Он дошел до конца списка, перевернул листок, убедился, что на обратной стороне нет дополнительных пунктов.

— Так. Сегодня у нас восьмое. Десятого к вечеру закончим?

— Десятого декабря? — с сомнением переспросил Немовлюк.

— Какого декабря? Следствие ждать не может, мэр погиб, Григорий Васильевич! Десятого ноября, послезавтра!

Профессор возмущенно засопел, откинулся на спинку кожаного полукресла.

— Виктор Витальевич, сколько тебя знаю, всегда ты был авантюристом, но сейчас явно лишнего хватил!

Белецкий глянул на него абсолютно невинным, ну совершенно непонимающим взором, ответил без улыбки:

— Сейчас у меня рычаги длиннее.

Аккуратно сбил листки стопочкой, протянул Школьнику.

— Мне копии сделайте на ксероксе, пожалуйста.

Немовлюк развел руками:

— Нету у нас ксерокса…

Ксерокс был, стоял у Разина в конторке, но картридж кончался, и Немовлюк жадничал.

— А что же на компьютере не набрали? Распечатали бы копии.

— Компьютер что-то барахлит, а принтер вообще никогда как следует не работал, — строил из себя казанскую сироту профессор. — Держу для вида…

Белецкий повернул к нему глаза — вдруг, ни с того ни с сего, совершенно оловянные.

— Да, я свой домашний тоже никак не починю, все руки не доходят, ответил скороговоркой и резво поднялся. — Так я тогда этот список возьму, с пометками.

— Возьмите, у нас второй экземпляр есть, — сказал с улыбкой Школьник.

Ему всегда нравился этот жулик.

* * *

Проснулся я рано, и первая мысль была та же, с какой заснул: надо искать источники информации в ГАИ и в милиции.
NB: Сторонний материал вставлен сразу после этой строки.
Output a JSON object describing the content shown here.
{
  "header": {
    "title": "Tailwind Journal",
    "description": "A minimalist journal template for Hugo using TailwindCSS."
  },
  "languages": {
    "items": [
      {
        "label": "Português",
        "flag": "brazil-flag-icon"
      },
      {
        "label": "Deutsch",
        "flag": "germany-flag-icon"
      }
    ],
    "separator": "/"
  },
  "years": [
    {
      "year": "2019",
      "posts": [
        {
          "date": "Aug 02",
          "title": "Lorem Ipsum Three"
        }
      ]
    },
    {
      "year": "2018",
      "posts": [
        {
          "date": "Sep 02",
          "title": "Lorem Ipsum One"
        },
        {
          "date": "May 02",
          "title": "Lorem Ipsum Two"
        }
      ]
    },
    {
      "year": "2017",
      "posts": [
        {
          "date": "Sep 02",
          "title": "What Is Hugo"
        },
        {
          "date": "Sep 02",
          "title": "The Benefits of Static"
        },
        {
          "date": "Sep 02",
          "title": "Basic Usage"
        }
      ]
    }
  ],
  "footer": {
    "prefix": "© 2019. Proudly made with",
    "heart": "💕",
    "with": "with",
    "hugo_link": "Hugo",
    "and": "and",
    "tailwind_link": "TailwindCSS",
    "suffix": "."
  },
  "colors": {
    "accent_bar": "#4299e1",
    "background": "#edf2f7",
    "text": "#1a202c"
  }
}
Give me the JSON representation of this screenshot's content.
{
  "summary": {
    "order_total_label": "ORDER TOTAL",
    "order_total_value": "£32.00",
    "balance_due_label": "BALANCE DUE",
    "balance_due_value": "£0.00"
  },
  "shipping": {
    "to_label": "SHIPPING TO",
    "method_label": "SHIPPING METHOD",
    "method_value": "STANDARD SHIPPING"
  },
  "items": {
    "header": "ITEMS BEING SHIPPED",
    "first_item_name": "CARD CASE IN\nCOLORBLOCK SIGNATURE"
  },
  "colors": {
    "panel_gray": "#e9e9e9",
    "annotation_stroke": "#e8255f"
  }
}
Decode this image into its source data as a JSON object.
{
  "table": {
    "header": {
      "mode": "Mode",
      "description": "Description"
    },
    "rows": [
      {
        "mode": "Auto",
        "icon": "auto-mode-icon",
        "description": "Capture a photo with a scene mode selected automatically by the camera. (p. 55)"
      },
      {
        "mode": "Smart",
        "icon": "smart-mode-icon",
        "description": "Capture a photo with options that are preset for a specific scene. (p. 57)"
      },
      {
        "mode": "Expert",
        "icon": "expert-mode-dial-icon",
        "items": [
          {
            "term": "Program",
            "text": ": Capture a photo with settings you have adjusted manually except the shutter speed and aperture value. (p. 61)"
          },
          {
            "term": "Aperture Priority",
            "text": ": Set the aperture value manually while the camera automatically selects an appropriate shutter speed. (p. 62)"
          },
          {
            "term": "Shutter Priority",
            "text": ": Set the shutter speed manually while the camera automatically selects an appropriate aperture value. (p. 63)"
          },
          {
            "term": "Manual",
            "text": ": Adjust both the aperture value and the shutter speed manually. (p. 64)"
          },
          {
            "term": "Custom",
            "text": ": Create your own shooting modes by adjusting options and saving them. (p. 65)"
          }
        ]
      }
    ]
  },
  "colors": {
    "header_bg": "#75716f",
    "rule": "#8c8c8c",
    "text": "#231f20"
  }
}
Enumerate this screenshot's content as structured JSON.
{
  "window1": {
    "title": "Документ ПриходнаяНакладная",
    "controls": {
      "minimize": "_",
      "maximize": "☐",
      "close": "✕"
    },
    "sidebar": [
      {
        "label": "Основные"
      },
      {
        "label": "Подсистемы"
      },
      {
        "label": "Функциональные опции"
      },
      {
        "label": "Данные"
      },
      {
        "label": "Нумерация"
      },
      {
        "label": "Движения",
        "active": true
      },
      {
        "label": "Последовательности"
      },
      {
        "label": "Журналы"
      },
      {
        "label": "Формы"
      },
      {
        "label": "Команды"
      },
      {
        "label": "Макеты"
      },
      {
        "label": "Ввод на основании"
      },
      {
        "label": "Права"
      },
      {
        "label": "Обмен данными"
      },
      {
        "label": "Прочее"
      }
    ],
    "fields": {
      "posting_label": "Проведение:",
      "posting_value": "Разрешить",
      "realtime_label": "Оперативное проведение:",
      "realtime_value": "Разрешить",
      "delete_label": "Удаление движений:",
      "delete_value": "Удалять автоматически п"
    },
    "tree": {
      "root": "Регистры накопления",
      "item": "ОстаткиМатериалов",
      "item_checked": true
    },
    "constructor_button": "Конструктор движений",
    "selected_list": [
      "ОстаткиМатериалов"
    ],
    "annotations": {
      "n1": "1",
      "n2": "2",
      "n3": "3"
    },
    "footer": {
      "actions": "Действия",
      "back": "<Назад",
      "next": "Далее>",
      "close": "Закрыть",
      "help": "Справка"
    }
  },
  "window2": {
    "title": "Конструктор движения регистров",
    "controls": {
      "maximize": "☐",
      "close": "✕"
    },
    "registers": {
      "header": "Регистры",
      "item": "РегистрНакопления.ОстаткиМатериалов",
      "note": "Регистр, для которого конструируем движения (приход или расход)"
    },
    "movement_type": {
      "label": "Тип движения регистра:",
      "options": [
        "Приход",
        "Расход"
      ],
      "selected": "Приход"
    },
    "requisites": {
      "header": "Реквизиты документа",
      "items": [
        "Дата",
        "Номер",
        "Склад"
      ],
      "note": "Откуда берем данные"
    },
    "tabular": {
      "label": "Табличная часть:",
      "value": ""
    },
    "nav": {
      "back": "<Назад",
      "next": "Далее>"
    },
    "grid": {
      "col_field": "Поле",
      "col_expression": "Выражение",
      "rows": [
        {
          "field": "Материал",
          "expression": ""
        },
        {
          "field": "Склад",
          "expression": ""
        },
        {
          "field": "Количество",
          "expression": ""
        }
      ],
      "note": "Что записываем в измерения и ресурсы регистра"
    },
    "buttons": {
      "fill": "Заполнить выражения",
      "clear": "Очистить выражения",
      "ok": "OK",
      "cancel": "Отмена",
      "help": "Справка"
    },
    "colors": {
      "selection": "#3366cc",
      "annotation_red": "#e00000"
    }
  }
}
Дублировать их работу бессмысленно, да и просто нам не по силам. Надеяться, что Слон их результаты добудет… может, и добудет, но где гарантия, что всем с нами поделится? И где гарантия, что милиционеры всем поделятся с ним? И в любом случае, без перепроверки не обойтись.

До восьми я как-то провалялся, пытаясь придремнуть ещё с полчасика, но дальше организм уперся — все-таки за десять дней в больнице отлежался, отоспался, и теперь тянуло его на какую-то активность. Ты гляди, подлечили все-таки, а говорят, ни к черту наша медицина. Оказывается, к черту.

Встал, подумал — и сделал зарядку. Легонькую, просто разминочку, но запыхался и в пот бросило. М-да, слухи о моем чудесном исцелении явно преувеличены… Включил колонку, поторчал под душем, немножко ожил. Побрился. Полдевятого.

Ну как убить время? Сегодня — восьмое ноября, надо быть последней скотиной, чтобы позвонить человеку раньше десяти утра. Э-э, мужик, а кому ты собрался звонить?

Видимо, подсознание исправно трудилось, пока сознание скребло притупившейся двухлезвийной головкой по щекам, и наконец выдало решение. В самом деле, ты же юрист «де юре» — где же тебе искать ход в милицию, как не среди коллег-юристов? Не может быть, чтобы никто из однокашников не пристроился туда!

Я заглянул в спальню. Ася вывернулась на кровати чуть не поперек и дрыхла вовсю. Только сейчас я заметил, что у неё заметно ввалились щеки. Да, хоть и несерьезная у меня болезнь, а побегать ей пришлось, да и мою работу в конторе тоже на себе тянет…

Взыграла совесть, и я отправился на кухню чистить картошку. Конечно, еды полон холодильник, но наутро после праздничного стола хорошо идет что-нибудь простое и нейтральное, вроде пюре.